March 11, 2024 Lee Bohl

Make sure you understand the risks of short selling before taking the plunge.

Short Selling: The Risks and Rewards (1)

Many traders try to profit from stocks that rise in value. But some do the opposite—their idea is profiting from stocks that decline in value—through a strategy known as short selling.

Short selling involves borrowing a security whose price you think is going to fall and then selling it on the open market. You then buy the same stock back later, hopefully for a lower price than you initially sold it for, return the borrowed stock to your broker, and pocket the difference.

For example, let's say a stock is trading at $50 a share. You borrow 100 shares and sell them for $5,000. The price subsequently declines to $25 a share, at which point you purchase 100 shares to replace those you borrowed, netting $2,500.
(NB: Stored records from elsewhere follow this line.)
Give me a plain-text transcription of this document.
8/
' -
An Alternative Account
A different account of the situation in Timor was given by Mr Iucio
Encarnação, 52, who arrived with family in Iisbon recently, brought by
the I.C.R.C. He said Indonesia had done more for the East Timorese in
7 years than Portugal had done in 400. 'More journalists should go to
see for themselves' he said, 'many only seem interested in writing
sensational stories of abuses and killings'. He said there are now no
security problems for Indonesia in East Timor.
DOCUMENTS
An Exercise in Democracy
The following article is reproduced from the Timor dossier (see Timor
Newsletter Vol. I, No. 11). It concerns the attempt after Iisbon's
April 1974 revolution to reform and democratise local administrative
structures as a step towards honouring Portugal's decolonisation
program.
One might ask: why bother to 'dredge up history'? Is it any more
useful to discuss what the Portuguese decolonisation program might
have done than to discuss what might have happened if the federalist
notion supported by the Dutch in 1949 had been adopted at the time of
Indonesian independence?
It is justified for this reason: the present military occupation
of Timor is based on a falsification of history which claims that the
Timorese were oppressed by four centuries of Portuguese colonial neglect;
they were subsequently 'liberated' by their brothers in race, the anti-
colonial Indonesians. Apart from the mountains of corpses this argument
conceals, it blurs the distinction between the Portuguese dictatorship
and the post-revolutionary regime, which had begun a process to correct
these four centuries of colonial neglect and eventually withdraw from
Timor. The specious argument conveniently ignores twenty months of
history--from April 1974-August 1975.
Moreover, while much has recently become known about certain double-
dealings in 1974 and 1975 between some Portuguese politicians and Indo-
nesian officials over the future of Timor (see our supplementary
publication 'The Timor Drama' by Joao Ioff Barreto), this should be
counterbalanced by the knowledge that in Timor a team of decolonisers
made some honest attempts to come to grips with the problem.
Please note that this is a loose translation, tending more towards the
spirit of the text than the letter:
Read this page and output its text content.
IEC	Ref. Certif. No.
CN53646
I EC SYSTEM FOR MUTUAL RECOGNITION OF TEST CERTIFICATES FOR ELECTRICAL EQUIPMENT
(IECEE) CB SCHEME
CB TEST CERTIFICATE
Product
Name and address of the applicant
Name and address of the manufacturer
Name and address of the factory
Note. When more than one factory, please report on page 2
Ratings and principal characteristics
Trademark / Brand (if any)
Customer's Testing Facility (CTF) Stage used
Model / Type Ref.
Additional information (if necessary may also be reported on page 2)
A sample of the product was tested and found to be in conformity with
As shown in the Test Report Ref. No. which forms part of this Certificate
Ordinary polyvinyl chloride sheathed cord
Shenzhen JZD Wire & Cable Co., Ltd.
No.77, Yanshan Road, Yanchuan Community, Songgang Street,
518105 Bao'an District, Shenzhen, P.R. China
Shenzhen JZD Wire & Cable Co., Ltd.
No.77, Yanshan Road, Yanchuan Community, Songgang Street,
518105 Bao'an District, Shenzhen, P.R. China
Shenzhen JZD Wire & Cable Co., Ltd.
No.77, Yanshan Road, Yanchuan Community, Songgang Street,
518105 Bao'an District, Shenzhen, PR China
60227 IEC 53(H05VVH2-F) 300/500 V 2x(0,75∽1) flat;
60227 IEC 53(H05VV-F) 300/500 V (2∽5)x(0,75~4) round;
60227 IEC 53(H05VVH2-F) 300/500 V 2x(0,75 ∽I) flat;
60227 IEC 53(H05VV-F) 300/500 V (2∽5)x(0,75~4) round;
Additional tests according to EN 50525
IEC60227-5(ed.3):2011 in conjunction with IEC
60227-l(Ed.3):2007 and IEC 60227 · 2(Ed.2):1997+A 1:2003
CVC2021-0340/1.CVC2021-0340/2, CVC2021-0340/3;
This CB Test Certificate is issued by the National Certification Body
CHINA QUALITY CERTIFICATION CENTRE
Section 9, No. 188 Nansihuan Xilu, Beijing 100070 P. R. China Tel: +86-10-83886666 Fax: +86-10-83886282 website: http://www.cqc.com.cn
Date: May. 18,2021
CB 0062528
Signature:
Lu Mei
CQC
Short selling may sound straightforward, but this kind of speculative trading involves considerable risk. Here's a closer look at how it works—and what to consider before taking the plunge.

Getting started

Because you're borrowing shares from a brokerage firm, you must first establish a margin account to hold eligible assets like bonds, cash, mutual funds, or stocks as collateral. As with other forms of borrowing, you'll be charged interest on the value of the outstanding shares until they're returned (though the interest may be tax-deductible). Interest rates can vary significantly. You may be able to short the most liquid shares for nothing, while the least liquid shares could come with an annualized interest rate of more than 100% of the value of your position. —They can also change suddenly if the shares become more or less liquid. Interest accrues daily at the prevailing rate and is deducted from your account on a monthly basis.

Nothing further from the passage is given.